Ночные ужасы 20 мар. 10:00

Сладкое у двадцать третьего

Сладкое у двадцать третьего

Серёга знал район не по названиям, а по запахам — это потом выясняется, когда работаешь в этом деле четвёртый год. У дома 12, например, рыба. Просто рыба, как в магазине, только какая-то концентрированная, почти материальная. У 17-го — наполнитель. Кошачий. Удушливый, будто туда спустили штук сорок животных и забыли убирать.

А у 23-го?

Сладкое. Постоянно. Не мёд — мёд было бы ещё туда-сюда; не варенье, не выпечка. Что-то третье, совсем другое, такое, от чего ноздри подводило, а в горле першило и печало одновременно (вот это слово, между прочим, давно не слышал).

Он не думал об этом. Мусорщик думать не должен — прямой путь к тому, чтобы спиться. Кидаешь бак, закрываешь крышку, едешь. Всё. Дальше — ничего не интересует.

Пять тридцать утра. Март. Темнота полная, как в погребе. Фонарь у третьего подъезда мигает — всегда мигает, сколько помнит. Оранжевый жилет, перчатки на руках, на торпеде лежит термос с «Жокеем», растворимый. Сто девяносто рублей пачка; на две недели хватает, если не жадничать.

Витёк молчит. Идеальный напарник, то есть ленивый; может, одно и то же. Рот открывает только чтобы сплюнуть или сказать «готово».

Колонка хрипит.

Хаски. «Пуля-дура» — по кругу, в сотый раз. Серёге, кажется, нравится; или привык — не разобраться.

Маршрут.

Дом за домом.

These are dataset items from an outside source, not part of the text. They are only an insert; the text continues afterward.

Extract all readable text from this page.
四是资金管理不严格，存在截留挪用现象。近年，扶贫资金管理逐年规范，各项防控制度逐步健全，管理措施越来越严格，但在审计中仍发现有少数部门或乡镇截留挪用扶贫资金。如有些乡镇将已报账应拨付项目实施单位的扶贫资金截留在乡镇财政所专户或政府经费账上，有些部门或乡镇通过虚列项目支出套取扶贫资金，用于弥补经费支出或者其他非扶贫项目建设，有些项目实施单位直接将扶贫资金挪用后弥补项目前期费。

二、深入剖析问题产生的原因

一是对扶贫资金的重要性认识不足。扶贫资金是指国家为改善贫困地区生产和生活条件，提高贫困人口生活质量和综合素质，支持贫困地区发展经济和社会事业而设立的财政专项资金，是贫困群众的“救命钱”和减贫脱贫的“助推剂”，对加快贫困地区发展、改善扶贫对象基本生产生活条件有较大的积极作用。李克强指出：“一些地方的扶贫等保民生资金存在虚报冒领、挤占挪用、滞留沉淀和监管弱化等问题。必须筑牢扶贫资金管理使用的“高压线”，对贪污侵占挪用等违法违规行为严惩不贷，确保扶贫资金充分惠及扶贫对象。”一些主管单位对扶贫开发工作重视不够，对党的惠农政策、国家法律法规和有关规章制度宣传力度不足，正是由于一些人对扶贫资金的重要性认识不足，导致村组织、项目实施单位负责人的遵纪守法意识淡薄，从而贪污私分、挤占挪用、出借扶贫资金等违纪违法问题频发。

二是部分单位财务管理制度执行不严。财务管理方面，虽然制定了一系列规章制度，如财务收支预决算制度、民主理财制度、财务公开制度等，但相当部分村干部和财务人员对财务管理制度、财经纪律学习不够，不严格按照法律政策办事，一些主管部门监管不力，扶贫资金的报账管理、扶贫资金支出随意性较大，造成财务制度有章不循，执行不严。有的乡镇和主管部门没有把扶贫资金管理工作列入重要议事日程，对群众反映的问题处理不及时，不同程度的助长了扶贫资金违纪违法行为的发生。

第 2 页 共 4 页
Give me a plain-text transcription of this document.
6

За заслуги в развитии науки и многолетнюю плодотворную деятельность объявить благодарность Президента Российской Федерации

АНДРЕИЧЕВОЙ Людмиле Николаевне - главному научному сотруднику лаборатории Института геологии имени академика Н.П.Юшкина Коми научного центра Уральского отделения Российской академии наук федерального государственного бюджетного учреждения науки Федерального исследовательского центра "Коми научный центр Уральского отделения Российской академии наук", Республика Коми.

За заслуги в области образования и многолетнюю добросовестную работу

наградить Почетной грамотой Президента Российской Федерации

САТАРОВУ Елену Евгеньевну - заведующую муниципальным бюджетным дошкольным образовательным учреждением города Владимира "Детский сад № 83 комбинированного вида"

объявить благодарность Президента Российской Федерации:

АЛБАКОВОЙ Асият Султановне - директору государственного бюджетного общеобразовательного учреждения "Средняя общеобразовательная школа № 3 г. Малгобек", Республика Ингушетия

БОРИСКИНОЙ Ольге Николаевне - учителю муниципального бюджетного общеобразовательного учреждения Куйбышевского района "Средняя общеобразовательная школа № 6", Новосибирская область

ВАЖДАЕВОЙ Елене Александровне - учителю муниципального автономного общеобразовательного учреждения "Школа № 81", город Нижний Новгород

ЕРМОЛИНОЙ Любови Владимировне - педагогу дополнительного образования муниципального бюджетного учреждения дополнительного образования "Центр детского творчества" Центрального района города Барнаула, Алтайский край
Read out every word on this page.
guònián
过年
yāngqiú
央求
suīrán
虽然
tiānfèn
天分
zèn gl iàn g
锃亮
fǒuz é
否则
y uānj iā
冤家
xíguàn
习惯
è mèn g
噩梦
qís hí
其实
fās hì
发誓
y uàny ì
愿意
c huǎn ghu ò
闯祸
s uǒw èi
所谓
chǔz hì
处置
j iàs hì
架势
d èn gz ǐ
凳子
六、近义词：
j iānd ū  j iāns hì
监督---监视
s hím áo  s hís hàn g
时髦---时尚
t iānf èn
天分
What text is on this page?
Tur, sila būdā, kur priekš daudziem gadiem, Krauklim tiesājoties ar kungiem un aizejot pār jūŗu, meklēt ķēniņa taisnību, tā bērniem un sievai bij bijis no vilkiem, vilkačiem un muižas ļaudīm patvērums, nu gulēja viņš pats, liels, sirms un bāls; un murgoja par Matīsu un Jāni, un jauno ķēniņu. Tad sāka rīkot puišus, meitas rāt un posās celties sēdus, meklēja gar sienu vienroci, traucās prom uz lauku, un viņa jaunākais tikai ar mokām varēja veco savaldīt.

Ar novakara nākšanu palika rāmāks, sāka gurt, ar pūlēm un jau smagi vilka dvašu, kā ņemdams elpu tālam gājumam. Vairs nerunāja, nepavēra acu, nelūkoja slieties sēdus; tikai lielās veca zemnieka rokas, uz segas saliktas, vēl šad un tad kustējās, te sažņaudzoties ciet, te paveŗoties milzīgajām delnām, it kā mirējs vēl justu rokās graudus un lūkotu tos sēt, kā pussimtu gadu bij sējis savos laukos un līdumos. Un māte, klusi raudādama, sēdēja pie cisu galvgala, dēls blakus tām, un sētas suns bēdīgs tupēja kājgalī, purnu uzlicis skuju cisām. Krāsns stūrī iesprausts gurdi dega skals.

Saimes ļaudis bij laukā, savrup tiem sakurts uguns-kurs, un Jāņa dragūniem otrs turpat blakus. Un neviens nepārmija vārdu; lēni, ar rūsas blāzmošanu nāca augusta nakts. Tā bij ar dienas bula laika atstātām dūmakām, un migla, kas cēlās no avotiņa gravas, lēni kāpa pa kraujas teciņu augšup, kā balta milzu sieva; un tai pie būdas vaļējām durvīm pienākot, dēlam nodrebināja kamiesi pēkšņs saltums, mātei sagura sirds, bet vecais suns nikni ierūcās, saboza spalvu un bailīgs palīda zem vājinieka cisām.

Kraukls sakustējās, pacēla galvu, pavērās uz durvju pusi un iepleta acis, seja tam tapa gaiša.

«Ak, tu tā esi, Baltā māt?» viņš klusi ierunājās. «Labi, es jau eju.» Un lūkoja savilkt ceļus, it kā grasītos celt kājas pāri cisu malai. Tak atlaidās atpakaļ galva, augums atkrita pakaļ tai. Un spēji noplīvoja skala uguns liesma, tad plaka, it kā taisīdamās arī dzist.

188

Бак за баком. Рутина с анестезией — не хорошо, не плохо, просто спишь стоя, работаешь во сне. Серёге тридцать четыре. Не женат (был когда-то, но вспоминать нечего). Квартира на Загорьевской, однушка, потолки два сорок. Из окна — другая панелька. Нормально.

Дом 23. Притормозил, как всегда. Запах. Сладкий, только сегодня — да, приторный, как жжёная карамель с чем-то цветочным. Лилии? Не знал, как они пахнут. Или знал, но забыл.

Поднял крышку.

Свадебное платье.

Белое. Длинное. Кружева. Кто-то положил его — не кинул, не запихнул в спешке, а именно положил, как в гроб. Как в шкаф. Но это был контейнер, так что.

Пожал плечами.

Бывает. Люди выбрасывают всякое — протезы видел, иконы, живую черепаху (не спрашивай), скрипку однажды. Свадебное платье — ну и что? Развод, видимо. Или просто устала хранить.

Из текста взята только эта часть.